Methods for upwinding the potential vorticity in a compatible finite element discretisation of the rotating shallow water equations are studied. These include the well-known anticipated potential vorticity method (APVM), streamwise upwind Petrov-Galerkin (SUPG) method, and a recent approach where the trial functions are evaluated downstream within the reference element. In all cases the upwinding scheme conserves both potential vorticity and energy, since the antisymmetric structure of the equations is preserved. The APVM leads to a symmetric definite correction to the potential enstrophy that is dissipative and inconsistent, resulting in a turbulent state where the potential enstrophy is more strongly damped than for the other schemes. While the SUPG scheme is widely known to be consistent, since it modifies the test functions only, the downwinded trial function formulation results in the advection of downwind corrections. Results of the SUPG and downwinded trial function schemes are very similar in terms of both potential enstrophy conservation and turbulent spectra. The main difference between these schemes is in the energy conservation and residual errors. If just two nonlinear iterations are applied then the energy conservation errors are improved for the downwinded trial function formulation, reflecting a smaller residual error than for the SUPG scheme. We also present formulations by which potential enstrophy is exactly integrated at each time level.

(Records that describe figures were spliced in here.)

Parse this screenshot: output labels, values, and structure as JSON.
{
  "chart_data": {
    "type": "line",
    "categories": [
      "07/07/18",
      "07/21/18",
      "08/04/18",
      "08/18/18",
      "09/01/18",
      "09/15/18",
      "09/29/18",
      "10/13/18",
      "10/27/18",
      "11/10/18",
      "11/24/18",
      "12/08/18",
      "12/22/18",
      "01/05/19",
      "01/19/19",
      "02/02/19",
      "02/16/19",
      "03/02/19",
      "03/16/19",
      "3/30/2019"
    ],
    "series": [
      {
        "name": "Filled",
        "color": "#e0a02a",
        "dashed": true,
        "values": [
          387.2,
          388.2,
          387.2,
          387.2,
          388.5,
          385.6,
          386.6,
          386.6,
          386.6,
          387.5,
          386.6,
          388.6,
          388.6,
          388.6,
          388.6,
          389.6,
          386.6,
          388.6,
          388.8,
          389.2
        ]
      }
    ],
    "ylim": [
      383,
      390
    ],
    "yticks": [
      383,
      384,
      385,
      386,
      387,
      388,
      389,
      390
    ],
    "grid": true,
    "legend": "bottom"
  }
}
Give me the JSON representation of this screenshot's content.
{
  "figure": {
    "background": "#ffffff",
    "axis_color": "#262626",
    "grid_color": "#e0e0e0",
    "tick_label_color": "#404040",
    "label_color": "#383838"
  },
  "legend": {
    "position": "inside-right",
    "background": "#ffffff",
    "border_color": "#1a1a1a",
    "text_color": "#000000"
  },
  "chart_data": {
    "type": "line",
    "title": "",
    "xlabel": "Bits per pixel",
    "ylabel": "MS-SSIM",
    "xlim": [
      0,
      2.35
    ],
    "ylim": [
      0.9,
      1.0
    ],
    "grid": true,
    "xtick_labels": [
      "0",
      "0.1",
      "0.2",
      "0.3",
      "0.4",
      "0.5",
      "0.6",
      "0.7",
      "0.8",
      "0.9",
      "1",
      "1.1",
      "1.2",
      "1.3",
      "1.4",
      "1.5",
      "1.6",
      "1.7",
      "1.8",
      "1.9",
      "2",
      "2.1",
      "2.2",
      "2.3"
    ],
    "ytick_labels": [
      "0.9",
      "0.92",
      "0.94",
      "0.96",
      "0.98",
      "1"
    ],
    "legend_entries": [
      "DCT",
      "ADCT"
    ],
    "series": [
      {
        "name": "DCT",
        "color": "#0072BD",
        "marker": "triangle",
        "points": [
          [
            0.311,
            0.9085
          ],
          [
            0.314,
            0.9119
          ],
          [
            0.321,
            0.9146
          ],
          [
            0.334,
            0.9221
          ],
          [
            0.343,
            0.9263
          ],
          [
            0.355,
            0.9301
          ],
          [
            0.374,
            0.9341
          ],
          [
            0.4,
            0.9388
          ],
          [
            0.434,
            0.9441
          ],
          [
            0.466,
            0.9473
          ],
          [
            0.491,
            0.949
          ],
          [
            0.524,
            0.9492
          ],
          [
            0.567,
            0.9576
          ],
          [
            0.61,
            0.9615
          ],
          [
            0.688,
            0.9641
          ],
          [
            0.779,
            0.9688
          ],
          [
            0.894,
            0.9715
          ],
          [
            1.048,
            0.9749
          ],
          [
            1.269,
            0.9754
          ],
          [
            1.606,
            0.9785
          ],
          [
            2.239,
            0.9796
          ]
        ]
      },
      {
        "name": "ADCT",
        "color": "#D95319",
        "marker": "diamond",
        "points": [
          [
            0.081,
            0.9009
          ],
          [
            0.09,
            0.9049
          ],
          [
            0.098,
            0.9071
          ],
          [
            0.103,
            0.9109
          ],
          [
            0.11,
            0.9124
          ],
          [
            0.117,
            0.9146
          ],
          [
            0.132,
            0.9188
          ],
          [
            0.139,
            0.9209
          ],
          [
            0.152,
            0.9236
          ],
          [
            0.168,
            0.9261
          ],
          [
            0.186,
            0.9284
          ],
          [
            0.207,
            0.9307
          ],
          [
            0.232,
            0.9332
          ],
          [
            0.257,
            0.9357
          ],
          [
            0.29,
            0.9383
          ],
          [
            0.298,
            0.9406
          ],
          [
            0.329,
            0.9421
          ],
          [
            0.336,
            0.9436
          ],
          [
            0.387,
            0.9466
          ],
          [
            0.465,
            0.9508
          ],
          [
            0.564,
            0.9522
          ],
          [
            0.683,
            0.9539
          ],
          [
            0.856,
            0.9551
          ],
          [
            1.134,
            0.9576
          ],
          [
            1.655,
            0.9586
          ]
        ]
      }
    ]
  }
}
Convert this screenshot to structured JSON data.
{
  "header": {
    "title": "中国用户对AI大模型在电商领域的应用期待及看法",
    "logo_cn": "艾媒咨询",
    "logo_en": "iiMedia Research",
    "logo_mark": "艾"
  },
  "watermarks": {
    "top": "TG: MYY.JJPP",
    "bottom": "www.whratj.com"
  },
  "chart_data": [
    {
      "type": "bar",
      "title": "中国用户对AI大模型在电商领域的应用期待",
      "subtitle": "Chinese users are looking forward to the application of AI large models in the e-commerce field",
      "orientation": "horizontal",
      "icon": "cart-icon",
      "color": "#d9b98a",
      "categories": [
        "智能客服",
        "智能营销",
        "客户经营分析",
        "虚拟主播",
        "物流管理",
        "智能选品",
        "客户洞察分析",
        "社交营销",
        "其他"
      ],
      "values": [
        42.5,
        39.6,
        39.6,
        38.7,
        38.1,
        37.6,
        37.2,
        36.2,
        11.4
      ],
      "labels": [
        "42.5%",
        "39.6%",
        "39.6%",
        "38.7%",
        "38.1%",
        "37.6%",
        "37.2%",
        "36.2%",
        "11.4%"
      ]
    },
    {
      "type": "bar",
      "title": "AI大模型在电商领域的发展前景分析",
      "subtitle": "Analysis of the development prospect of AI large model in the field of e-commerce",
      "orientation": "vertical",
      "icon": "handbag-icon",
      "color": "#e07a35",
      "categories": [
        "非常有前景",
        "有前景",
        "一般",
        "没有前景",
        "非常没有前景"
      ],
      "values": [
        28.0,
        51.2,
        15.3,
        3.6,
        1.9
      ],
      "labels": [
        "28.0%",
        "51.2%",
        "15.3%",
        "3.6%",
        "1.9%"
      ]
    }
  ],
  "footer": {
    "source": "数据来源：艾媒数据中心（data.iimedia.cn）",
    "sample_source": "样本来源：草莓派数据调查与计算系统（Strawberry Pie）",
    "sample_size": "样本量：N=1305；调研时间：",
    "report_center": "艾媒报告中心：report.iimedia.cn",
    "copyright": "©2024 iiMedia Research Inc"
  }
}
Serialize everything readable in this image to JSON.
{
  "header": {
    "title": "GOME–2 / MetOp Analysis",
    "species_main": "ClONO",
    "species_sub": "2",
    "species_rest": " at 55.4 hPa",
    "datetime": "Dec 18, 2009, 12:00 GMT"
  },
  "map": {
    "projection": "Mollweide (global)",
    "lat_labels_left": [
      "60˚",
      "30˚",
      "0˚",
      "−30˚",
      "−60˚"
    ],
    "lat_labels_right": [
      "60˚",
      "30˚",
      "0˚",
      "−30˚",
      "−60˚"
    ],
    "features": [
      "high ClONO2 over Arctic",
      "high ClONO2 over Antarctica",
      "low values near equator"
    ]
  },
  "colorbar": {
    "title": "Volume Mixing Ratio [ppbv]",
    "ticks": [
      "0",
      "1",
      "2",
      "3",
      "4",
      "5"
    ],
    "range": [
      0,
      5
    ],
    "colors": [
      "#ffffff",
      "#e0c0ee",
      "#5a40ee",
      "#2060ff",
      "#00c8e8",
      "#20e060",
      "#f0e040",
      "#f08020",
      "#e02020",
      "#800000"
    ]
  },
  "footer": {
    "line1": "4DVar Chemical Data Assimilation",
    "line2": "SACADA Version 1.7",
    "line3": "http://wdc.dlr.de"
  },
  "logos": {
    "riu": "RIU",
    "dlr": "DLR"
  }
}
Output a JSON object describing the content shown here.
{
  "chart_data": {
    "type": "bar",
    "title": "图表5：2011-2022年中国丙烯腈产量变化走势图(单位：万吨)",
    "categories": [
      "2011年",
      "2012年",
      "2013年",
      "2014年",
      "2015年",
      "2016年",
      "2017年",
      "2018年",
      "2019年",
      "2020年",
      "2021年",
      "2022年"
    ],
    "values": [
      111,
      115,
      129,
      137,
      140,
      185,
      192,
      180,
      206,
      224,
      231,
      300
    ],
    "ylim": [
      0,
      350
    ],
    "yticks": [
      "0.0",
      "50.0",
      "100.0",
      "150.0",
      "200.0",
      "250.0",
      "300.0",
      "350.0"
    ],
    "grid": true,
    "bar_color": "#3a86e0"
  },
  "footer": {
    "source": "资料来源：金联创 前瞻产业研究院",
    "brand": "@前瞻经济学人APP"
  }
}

Results using these formulations are observed to be stable in the absence of dissipation, despite the uncontrolled aliasing of grid scale turbulence. Using such a formulation and the APVM with a coefficient $\mathcal{O}(100)$ times smaller that its regular value leads to turbulent spectra that are greatly improved at the grid scale over the SUPG and downwinded trial function formulations with unstable potential enstrophy errors.